J. de W.: Vários parâmetros sobre a adaptação dos acordos bilaterais ao desenvolvimento do direito europeu foram anunciados pela Suíça: o respeito da soberania suíça e do funcionamento de suas instituições; participação na elaboração de novas regras europeias; em caso de não retomar uma regra, proporcionalidade de eventuais medidas de reequilíbrio, poder ser verificada no procedimento de arbitragem, etc.

swissinfo.ch: Como é o início do processo de negociação de um acordo? Quando há o choque com a regulamentação europeia? No setor da eletricidade, por exemplo, quando empaca?

J. de W.: Em toda negociação, primeiro é preciso determinar a regulamentação pertinente sobre a qual o acordo deve se basear e ver quais são os problemas específicos que necessitam soluções próprias: períodos transitórios ou regimes especiais. As duas partes tendo interesse no acordo, existe margem para chegar a um compromisso.

swissinfo.ch: Seus colegas europeus nunca dizem que a Suíça poderia defender melhor seus interesses se fosse membro da UE?

J. de W.: Si. A negociação e a gestão dos acordos bilaterais são operações longas e complexas que exigem muito tempo e energia. Isso leva a UE a querer simplificar os procedimentos criar automatismos. Mas, para a Suíça, o respeito de sua soberania e de suas instituições é crucial.

swissinfo.ch: Isso pode tornar mais dificil a negociação de acordos futuros?

J. de W.: Sim. Se a União Europeia continuar a exigir a criação de certos mecanismos, é possível que a Suíça decida renunciar a concluir certos acordos, preferindo se privar do acesso ao mercado para preservar sua soberania ou suas especificidades. Isso já ocorreu no passado. Existem realidades políticas que cada um teve levar em conta. A “via bilateral” também tem seus limites.

Tanguy Verhoosel, Bruxelles, swissinfo.ch
adaptação: Claudinê Gonçalves

Direito. Especialista em direito europeu e do setor financeiro. Advogado de formação ele dirigiu, de 1997 a 2003, a Divisão de Assuntos Econômicos e Financeiros do Ministério das Relações Exteriores.

Praça financeira. Nesse contexto, tratou de todas as questões internacionais relativas à praça financeira helvética.

Missão. Jacques de Watteville é desde dezembro de 2007 chefe da Missão (embaixada) da Suíça na União Europeia.

Fase difícil. Sua nomeação a esse cargo ocorreu no momento em que as relações entre a Suíça e a UE estão numa fase difícil, em meio à polêmica acerca da política fiscal estadual das empresas e de um endurecimento da UE com a Suíça não foi por acaso. Era preciso nessa função um diplomata especialista de dossiês “quentes”.
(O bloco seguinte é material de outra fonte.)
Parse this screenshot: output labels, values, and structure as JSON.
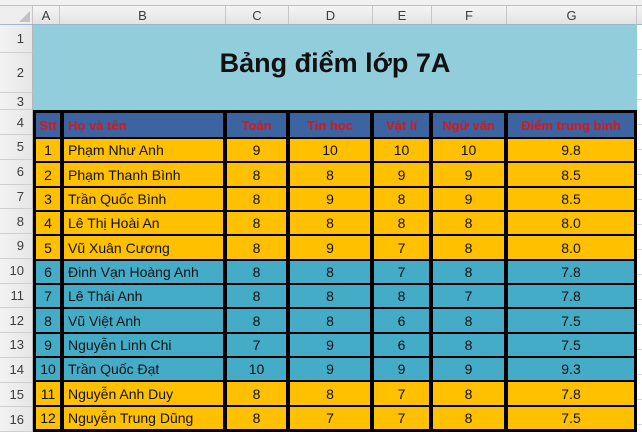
{
  "title": "Bảng điểm lớp 7A",
  "columns": {
    "letters": [
      "A",
      "B",
      "C",
      "D",
      "E",
      "F",
      "G"
    ]
  },
  "row_numbers": [
    "1",
    "2",
    "3",
    "4",
    "5",
    "6",
    "7",
    "8",
    "9",
    "10",
    "11",
    "12",
    "13",
    "14",
    "15",
    "16"
  ],
  "table": {
    "headers": [
      "Stt",
      "Họ và tên",
      "Toán",
      "Tin học",
      "Vật lí",
      "Ngữ văn",
      "Điểm trung bình"
    ],
    "rows": [
      {
        "stt": "1",
        "name": "Phạm Như Anh",
        "toan": "9",
        "tinhoc": "10",
        "vatli": "10",
        "nguvan": "10",
        "avg": "9.8",
        "band": "orange"
      },
      {
        "stt": "2",
        "name": "Phạm Thanh Bình",
        "toan": "8",
        "tinhoc": "8",
        "vatli": "9",
        "nguvan": "9",
        "avg": "8.5",
        "band": "orange"
      },
      {
        "stt": "3",
        "name": "Trần Quốc Bình",
        "toan": "8",
        "tinhoc": "9",
        "vatli": "8",
        "nguvan": "9",
        "avg": "8.5",
        "band": "orange"
      },
      {
        "stt": "4",
        "name": "Lê Thị Hoài An",
        "toan": "8",
        "tinhoc": "8",
        "vatli": "8",
        "nguvan": "8",
        "avg": "8.0",
        "band": "orange"
      },
      {
        "stt": "5",
        "name": "Vũ Xuân Cương",
        "toan": "8",
        "tinhoc": "9",
        "vatli": "7",
        "nguvan": "8",
        "avg": "8.0",
        "band": "orange"
      },
      {
        "stt": "6",
        "name": "Đinh Vạn Hoàng Anh",
        "toan": "8",
        "tinhoc": "8",
        "vatli": "7",
        "nguvan": "8",
        "avg": "7.8",
        "band": "teal"
      },
      {
        "stt": "7",
        "name": "Lê Thái Anh",
        "toan": "8",
        "tinhoc": "8",
        "vatli": "8",
        "nguvan": "7",
        "avg": "7.8",
        "band": "teal"
      },
      {
        "stt": "8",
        "name": "Vũ Việt Anh",
        "toan": "8",
        "tinhoc": "8",
        "vatli": "6",
        "nguvan": "8",
        "avg": "7.5",
        "band": "teal"
      },
      {
        "stt": "9",
        "name": "Nguyễn Linh Chi",
        "toan": "7",
        "tinhoc": "9",
        "vatli": "6",
        "nguvan": "8",
        "avg": "7.5",
        "band": "teal"
      },
      {
        "stt": "10",
        "name": "Trần Quốc Đạt",
        "toan": "10",
        "tinhoc": "9",
        "vatli": "9",
        "nguvan": "9",
        "avg": "9.3",
        "band": "teal"
      },
      {
        "stt": "11",
        "name": "Nguyễn Anh Duy",
        "toan": "8",
        "tinhoc": "8",
        "vatli": "7",
        "nguvan": "8",
        "avg": "7.8",
        "band": "orange"
      },
      {
        "stt": "12",
        "name": "Nguyễn Trung Dũng",
        "toan": "8",
        "tinhoc": "7",
        "vatli": "7",
        "nguvan": "8",
        "avg": "7.5",
        "band": "orange"
      }
    ]
  },
  "colors": {
    "title_bg": "#92CDDC",
    "header_bg": "#3C64A0",
    "header_text": "#E01414",
    "band_orange": "#FFC000",
    "band_teal": "#45ACC8"
  }
}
Privilégios. O conflito entre Berna e Bruxelas gira em torno do regime fiscal de alguns cantões suíços. A UE denuncia os privilégios cedidos por eles.

Desleal. A UE julga desleal o e contrário ao Acordo de Livre Comércio de 1972 os acordos de fiscalidade para sociedades estrangeiras em Zug, Schwyz e Obwald, entre outros.

Posição suíça. Berna considera que os procedimentos de taxação das empresas de administração, de sociedades mistas e holdings não estão incluídos no Acordo de livre-comércio de 1972. Esse acordo abrange unicamente o comércio de certos bens (produtos agrícolas transformados e industriais).

OCDE. Por sua vez, a Organização de Cooperação e Desenvolvimento Econômico (OCDE), não critica os regimes fiscais dos estados suíços.